Une fois sur place, elle laissa tomber sa robe et, en prenant la pose, demanda : « Vous aimez ? »
« L’amour », corrigea-t-il en s’approchant d’elle et en la poussant sur le lit.
« J’aime les hommes qui savent prendre les choses en main au lit », murmura Stéphanie.
« Tu as eu ton goûter, maintenant c’est mon tour », dit-il en écartant ses jambes, en rampant entre elles et… en découvrant un plug anal dans son cul.
« C’est comme ça que je prépare ta surprise. Ce n’est qu’un substitut temporaire, en attendant que tu sois prêt à le remplacer », dit Stéphanie, son anus lubrifié et grand ouvert pour une pénétration rapide et facile.
« Tu es vraiment une salope », dit-il en plongeant dans son vagin.
« Ta salope », gémit-elle, tandis qu’il lui léchait la chatte.
« Tellement délicieux », dit-il en léchant et en explorant son intimité humide.
« Je sais », gémit Stéphanie, s’étant goûtée plusieurs fois sur les bites de ses fils et d’elle-même.
Il léchait, il explorait, il effleurait son clitoris… la faisant délibérément plaisir et la taquinant… voulant l’entendre supplier.
L’orgasme de Stéphanie montait tandis qu’il la léchait avec une précision impressionnante… l’excitant au plus haut point, sans pour autant lui faire atteindre l’orgasme. Elle comprit vite qu’il jouait avec elle. Elle gémit en lui agrippant la nuque : « Suce-moi le clitoris, Joël. Fais jouir maman. »
Même si elle n’était pas sa « maman », et que sa propre maman était loin d’être aussi sexy que Stéphanie, le mot « maman » l’excitait énormément pendant ces moments intenses. Il s’exécuta, suçant son clitoris et glissant deux doigts dans son vagin.

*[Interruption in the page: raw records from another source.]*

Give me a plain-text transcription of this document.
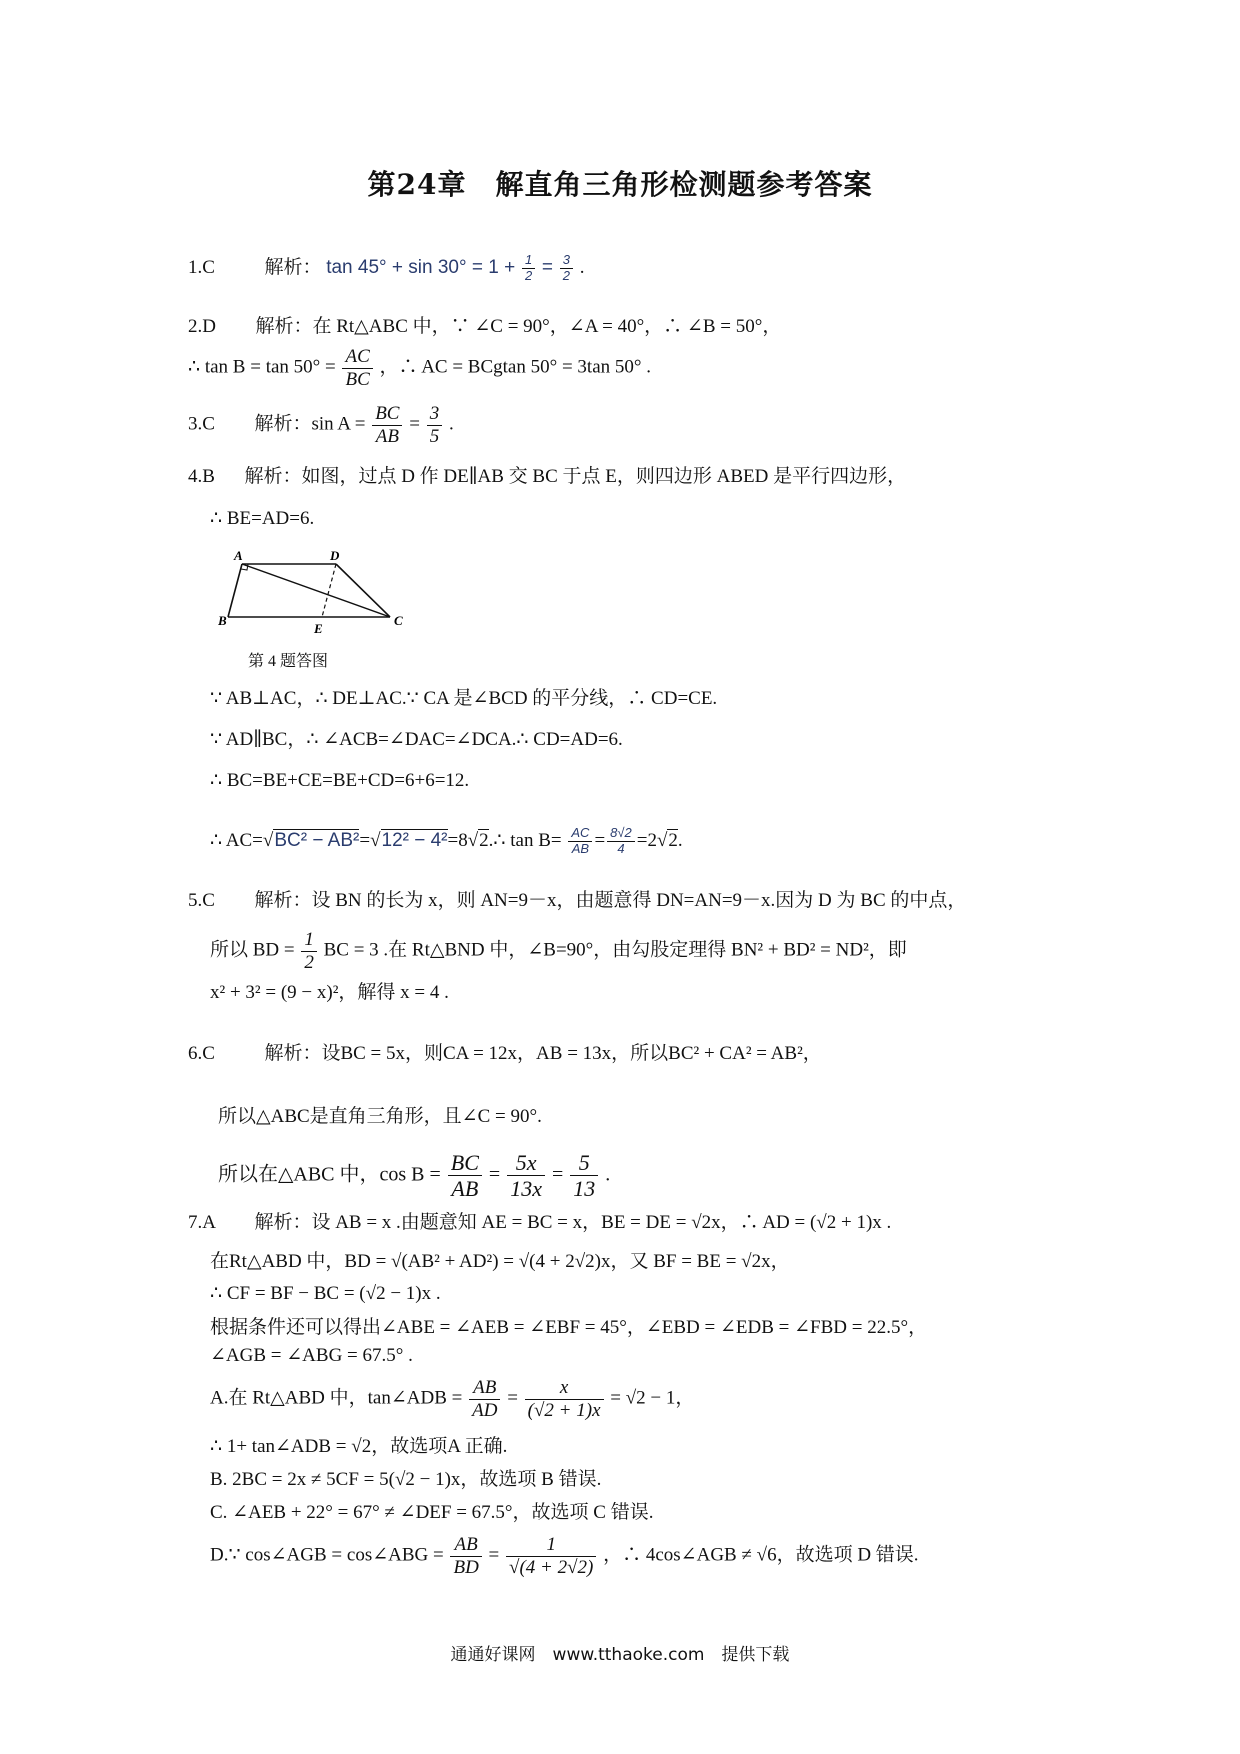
第24章　解直角三角形检测题参考答案
1.C	解析： $\tan 45^\circ + \sin 30^\circ = 1 + \frac{1}{2} = \frac{3}{2}$ .
2.D 解析：在 Rt△ABC 中，∵ ∠C = 90°，∠A = 40°，∴ ∠B = 50°，
∴ $\tan B = \tan 50^\circ = \frac{AC}{BC}$ ，∴ AC = BCgtan 50° = 3tan 50° .
3.C 解析：$\sin A = \frac{BC}{AB} = \frac{3}{5}$ .
4.B 解析：如图，过点 D 作 DE∥AB 交 BC 于点 E，则四边形 ABED 是平行四边形，
∴ BE=AD=6.
A	D
B
E
C
第 4 题答图
∵ AB⊥AC，∴ DE⊥AC.∵ CA 是∠BCD 的平分线，∴ CD=CE.
∵ AD∥BC，∴ ∠ACB=∠DAC=∠DCA.∴ CD=AD=6.
∴ BC=BE+CE=BE+CD=6+6=12.
∴ AC=√BC² − AB²=√12² − 4²=8√2.∴ $\tan B= \frac{AC}{AB} = \frac{8√2}{4} =2√2$.
5.C 解析：设 BN 的长为 x，则 AN=9－x，由题意得 DN=AN=9－x.因为 D 为 BC 的中点，
所以 BD = $\frac{1}{2}$ BC = 3 .在 Rt△BND 中，∠B=90°，由勾股定理得 BN² + BD² = ND²，即
x² + 3² = (9 − x)²，解得 x = 4 .
6.C	解析：设BC = 5x，则CA = 12x，AB = 13x，所以BC² + CA² = AB²，
所以△ABC是直角三角形，且∠C = 90°.
所以在△ABC 中，$\cos B = \frac{BC}{AB} = \frac{5x}{13x} = \frac{5}{13}$ .
7.A 解析：设 AB = x .由题意知 AE = BC = x，BE = DE = √2x，∴ AD = (√2 + 1)x .
在Rt△ABD 中，BD = √(AB² + AD²) = √(4 + 2√2)x，又 BF = BE = √2x，
∴ CF = BF − BC = (√2 − 1)x .
根据条件还可以得出∠ABE = ∠AEB = ∠EBF = 45°，∠EBD = ∠EDB = ∠FBD = 22.5°，
∠AGB = ∠ABG = 67.5° .
A.在 Rt△ABD 中，tan∠ADB = $\frac{AB}{AD} = \frac{x}{(√2 + 1)x} = √2 - 1$，
∴ 1+ tan∠ADB = √2，故选项A 正确.
B. 2BC = 2x ≠ 5CF = 5(√2 − 1)x，故选项 B 错误.
C. ∠AEB + 22° = 67° ≠ ∠DEF = 67.5°，故选项 C 错误.
D.∵ cos∠AGB = cos∠ABG = $\frac{AB}{BD} = \frac{1}{√(4 + 2√2)}$ ，∴ 4cos∠AGB ≠ √6，故选项 D 错误.
通通好课网　www.tthaoke.com　提供下载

« Oh oui, fais-moi jouir avec tes doigts, mange-moi, fais-moi jouir, fais-la jouir », gémissait Stéphanie en soulevant ses fesses et en essayant maladroitement de se frotter contre son visage.
« Viens salope, viens tout de suite », dit Joel en la pénétrant violemment avec ses doigts, tout en glissant un troisième doigt à l’intérieur d’elle.
« Un poing, enfonce tout ton poing dans maman », exigea Stéphanie, désirant se sentir extraordinairement pleine.
« Vraiment ? » demanda-t-il, étonné par cette nouvelle exigence !
« Maintenant, putain, baise-moi à coups de poing », exigea-t-elle d’un ton frénétique, urgent et impérieux en lâchant sa tête.
« D’accord », dit-il en serrant le poing et en observant attentivement comment il le poussait en avant, émerveillé de le voir disparaître dans le vagin étroit.